Does it make sense to analyse the response to Covid-19 in terms of left and right? Surely governments should just follow the science?
“Medical organisations attempt to portray themselves as presenting purely scientific information with which to guide the public. We should follow Agamben here and recognise that it is precisely by excepting themselves from the realm of politics that these organisations become politically powerful.
“At the same time, Agamben also helps us understand that their claim to a scientific rationality beyond economic or political concerns is false, because our biological and political lives are never separable.
"Governments continue to advocate lockdowns based on their scientific necessity. Yet the WHO itself has called on governments to stop using lockdowns as their primary method of fighting the virus. The proliferation of lockdown advice from scientific bodies like Nphet [National Public Health Emergency Team] is not the result of a scientific calculation, but rather the result of an unwillingness to economically restructure society to create adequate healthcare capacity and contact tracing."
An underlying issue is whether the political left should be trying to overhaul capitalism in the middle of a pandemic or wait until after. Are you concerned an opportunity is being lost?
“I do not think that the present circumstances are a comparatively better time for leftist organising than others in the past. Rather, now is as good a time as any.
"The teaching of French psychoanalyst Jacques Lacan – of which Agamben is certainly not a fan – tells us that any demand to delay our desire, political or otherwise, should always be rejected.
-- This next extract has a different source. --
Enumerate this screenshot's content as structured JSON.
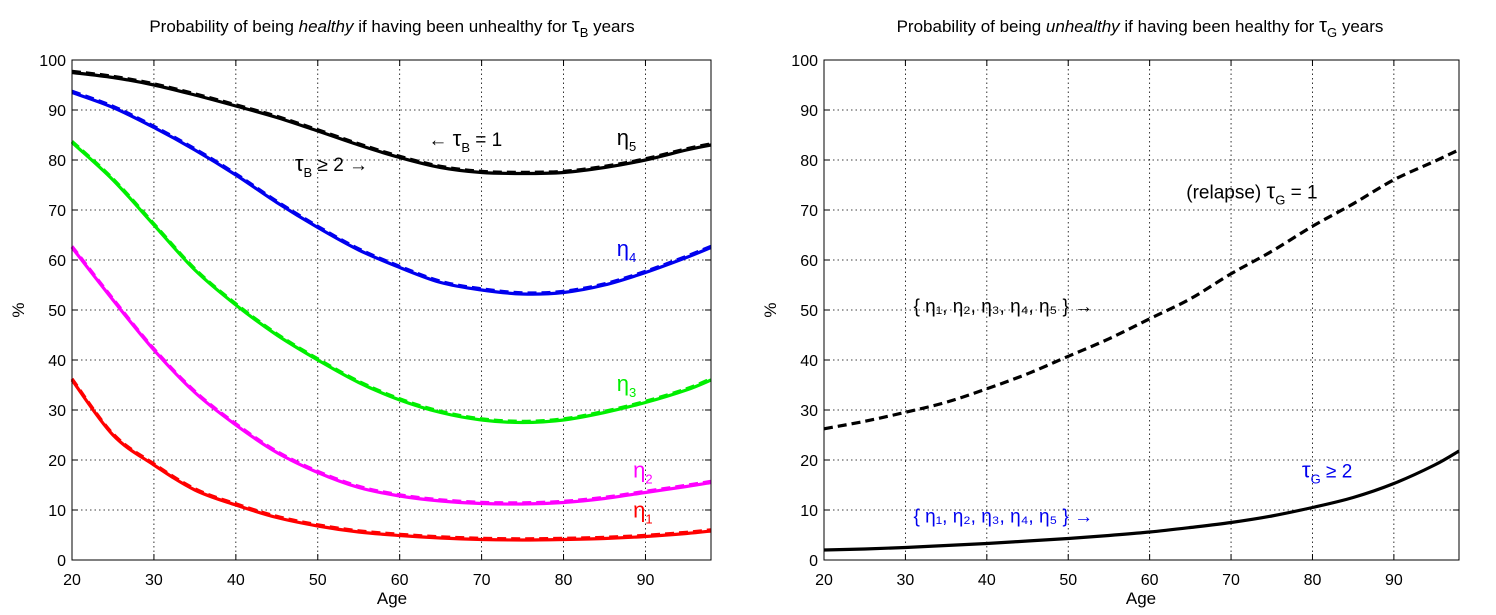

The request to put off our desire to another time is based on a false claim that change in the present is impossible.
“When the pandemic ends, this will not transport us back in time to our past lives . . . From this perspective, we are already living in the time after the pandemic.
“Only if the left accepts that the present is the terrifying future in which pandemic restrictions function as part of capitalist exploitation will it be able to seize the moment to point out that our current predicament is only one contingent reality.”
Ask a sage:
Where is God in this pandemic?
Giorgio Agamben replies: "God did not die; he was transformed into money."